L'essayeuse : $b pièce en un acte
SCÈNE III
LES MÊMES, RENÉ.
RENÉ, entrant
Madame !
LISE
Ma chérie, tu connais déjà mon mari ?
GERMAINE, froide
Certainement ! Vous allez bien, monsieur Tournelle ?
RENÉ
Pas mal, merci, madame Frémine.
LISE
Non, plus de madame Frémine ! Germaine a repris son nom de jeune fille.
GERMAINE
C’est bien gênant pour mes amis ! Je devrais envoyer une carte avec ces mots : « changement d’état-civil ».
(Un temps.)
RENÉ
Vous avez fait bon voyage ?
GERMAINE
J’ai changé cinq fois de train !… Ah ! vous êtes bien défendus contre les importuns !…
LISE
Tu n’es pas une importune, ma chérie ! (Bas, désignant René qui regarde au fond.) Tu sais, il n’a pas l’air de faire attention à toi !
GERMAINE, bas
Les hostilités ne sont pas engagées !… (Haut.) Quelle vue splendide on a d’ici ! (Elle va vers la fenêtre.)
LISE
Oui !
GERMAINE
On embrasse toute la campagne.
RENÉ
Heureuse campagne !
LISE (2)
René, tu es bête, mon ami !…
RENÉ (3)
Tu es fâchée ?… (A Germaine.) Quand ma femme m’appelle : son ami, c’est qu’elle ne m’aime plus !
LISE
Je t’adore !
(Elle veut l’embrasser.)
RENÉ, bas
Prends garde à ma raie !
(Un temps.)
GERMAINE
Et… vous avez beaucoup travaillé, monsieur Tournelle ?
RENÉ
Beaucoup !… J’ai mis en train un grand ouvrage ; le premier acte est délicieux.
GERMAINE
Ah ! Qu’est-ce que c’est ?
RENÉ
Mon ménage !
GERMAINE
Parlez sérieusement.

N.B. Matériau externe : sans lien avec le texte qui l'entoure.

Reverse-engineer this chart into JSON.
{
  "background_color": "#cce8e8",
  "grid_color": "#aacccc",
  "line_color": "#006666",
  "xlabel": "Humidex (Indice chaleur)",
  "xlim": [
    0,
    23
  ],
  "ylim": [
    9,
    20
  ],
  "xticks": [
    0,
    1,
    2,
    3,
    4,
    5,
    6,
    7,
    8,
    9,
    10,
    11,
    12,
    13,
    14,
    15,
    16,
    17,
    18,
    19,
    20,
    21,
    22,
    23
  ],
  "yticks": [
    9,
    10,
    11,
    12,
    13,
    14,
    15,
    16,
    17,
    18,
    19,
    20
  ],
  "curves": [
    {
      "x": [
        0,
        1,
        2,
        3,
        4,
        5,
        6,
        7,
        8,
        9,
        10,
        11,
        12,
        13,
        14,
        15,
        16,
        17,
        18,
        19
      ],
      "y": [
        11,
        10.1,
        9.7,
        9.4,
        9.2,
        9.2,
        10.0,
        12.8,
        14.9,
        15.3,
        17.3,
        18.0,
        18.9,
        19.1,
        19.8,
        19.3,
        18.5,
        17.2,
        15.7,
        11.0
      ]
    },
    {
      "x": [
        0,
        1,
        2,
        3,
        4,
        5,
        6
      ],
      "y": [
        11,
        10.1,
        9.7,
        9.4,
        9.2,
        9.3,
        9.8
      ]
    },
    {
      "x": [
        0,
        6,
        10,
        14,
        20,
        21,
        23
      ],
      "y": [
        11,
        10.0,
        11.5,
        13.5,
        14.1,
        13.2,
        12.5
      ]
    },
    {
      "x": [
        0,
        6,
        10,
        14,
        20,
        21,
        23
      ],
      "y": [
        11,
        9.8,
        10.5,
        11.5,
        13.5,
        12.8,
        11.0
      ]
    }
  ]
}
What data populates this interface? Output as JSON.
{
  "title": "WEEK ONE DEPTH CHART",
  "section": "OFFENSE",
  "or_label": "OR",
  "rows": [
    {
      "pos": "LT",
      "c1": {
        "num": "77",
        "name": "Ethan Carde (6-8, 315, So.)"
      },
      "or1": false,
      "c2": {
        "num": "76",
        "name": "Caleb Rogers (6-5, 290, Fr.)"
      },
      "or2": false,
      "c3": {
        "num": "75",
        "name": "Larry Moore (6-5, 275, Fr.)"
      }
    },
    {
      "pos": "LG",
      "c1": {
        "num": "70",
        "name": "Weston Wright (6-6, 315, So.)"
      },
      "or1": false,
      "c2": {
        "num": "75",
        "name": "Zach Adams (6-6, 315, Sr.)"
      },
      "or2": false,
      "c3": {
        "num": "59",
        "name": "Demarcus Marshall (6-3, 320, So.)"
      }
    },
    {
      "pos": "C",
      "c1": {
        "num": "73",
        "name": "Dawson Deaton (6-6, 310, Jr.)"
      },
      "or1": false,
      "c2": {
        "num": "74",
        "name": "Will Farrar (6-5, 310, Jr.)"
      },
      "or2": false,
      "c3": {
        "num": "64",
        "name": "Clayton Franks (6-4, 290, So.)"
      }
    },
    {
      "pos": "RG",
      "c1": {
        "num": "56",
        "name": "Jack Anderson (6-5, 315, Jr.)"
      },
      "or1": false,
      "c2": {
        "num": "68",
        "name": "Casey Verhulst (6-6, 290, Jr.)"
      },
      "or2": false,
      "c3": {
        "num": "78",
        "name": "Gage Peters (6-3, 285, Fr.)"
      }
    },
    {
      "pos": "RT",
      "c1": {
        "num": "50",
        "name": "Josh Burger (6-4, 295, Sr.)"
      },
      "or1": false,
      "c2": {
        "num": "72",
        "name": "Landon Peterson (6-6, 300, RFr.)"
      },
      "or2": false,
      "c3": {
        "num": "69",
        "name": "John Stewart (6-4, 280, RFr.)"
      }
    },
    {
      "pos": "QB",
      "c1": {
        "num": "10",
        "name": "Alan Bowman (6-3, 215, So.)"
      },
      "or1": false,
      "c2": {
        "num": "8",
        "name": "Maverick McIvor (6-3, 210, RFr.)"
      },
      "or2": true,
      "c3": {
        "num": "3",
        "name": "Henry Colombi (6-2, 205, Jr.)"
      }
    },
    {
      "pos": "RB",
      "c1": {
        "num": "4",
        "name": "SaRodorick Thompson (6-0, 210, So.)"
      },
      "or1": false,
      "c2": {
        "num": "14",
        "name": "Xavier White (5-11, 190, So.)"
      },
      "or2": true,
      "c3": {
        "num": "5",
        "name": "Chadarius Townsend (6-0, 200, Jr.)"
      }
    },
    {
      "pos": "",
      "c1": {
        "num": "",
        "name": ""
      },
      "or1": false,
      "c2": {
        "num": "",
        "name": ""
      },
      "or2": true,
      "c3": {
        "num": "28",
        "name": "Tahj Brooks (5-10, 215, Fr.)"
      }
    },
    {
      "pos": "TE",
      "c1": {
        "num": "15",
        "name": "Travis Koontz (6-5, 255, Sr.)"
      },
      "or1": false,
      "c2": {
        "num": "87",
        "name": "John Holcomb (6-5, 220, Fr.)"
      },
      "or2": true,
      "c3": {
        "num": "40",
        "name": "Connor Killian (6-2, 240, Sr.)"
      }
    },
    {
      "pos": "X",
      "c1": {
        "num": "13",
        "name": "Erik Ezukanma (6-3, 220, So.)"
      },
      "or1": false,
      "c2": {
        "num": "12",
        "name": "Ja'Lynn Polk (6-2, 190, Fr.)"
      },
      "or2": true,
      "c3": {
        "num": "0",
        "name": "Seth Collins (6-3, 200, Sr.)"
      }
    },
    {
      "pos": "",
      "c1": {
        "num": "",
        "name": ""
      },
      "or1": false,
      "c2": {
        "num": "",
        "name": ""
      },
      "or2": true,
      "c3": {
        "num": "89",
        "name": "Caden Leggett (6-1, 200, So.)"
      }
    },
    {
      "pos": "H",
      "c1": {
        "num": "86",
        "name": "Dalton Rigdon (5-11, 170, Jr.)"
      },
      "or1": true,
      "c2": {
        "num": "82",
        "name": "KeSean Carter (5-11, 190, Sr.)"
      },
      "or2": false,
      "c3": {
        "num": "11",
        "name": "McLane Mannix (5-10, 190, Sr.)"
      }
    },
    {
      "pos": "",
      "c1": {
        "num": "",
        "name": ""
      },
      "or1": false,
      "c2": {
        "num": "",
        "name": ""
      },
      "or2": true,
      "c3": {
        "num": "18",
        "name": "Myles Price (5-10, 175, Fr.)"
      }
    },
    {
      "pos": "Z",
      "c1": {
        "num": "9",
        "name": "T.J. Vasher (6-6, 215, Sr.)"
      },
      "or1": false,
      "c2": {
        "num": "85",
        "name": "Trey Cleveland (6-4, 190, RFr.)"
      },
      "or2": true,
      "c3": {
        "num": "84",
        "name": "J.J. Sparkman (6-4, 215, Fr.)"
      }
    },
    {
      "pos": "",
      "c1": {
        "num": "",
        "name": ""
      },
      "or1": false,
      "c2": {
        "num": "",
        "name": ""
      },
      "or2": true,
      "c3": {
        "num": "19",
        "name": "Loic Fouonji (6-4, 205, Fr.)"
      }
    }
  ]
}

Qu’est-ce que vous avez écrit ?
LISE
Trois sonates exquises.
GERMAINE
Vous me les jouerez ?
RENÉ
Un de ces jours !… Quand je les aurai oubliées…
GERMAINE
Non, tout de suite !… Quand j’ai un désir, il faut qu’il soit réalisé à l’instant !
RENÉ
Eh bien, ce soir, pour vous endormir.
LISE
Mais… j’y pense… tu n’as pas encore pris possession de ta chambre !
GERMAINE
Oh ! ça m’est égal !… je dors bien partout. Ah ! à une condition, cependant, c’est que j’aie un oreiller de crin !
LISE
Sapristi !… Un oreiller de crin ! Il n’y en a pas dans la maison !
GERMAINE
Ça ne fait rien !… Je m’en passerai !
RENÉ, passe 2
Je puis aller en chercher un à Verville, en auto ?
LISE, vivement
Non !… Les hommes ne savent pas acheter les oreillers : j’irai moi-même. J’ai, d’ailleurs, plusieurs emplettes à faire.
GERMAINE
Je t’accompagne ?
LISE
Tu es fatiguée : reste… René te tiendra compagnie… J’en ai pour une demi-heure à peine.
GERMAINE
Puisque tu le désires…
LISE
René, dis au chauffeur qu’il prépare l’auto.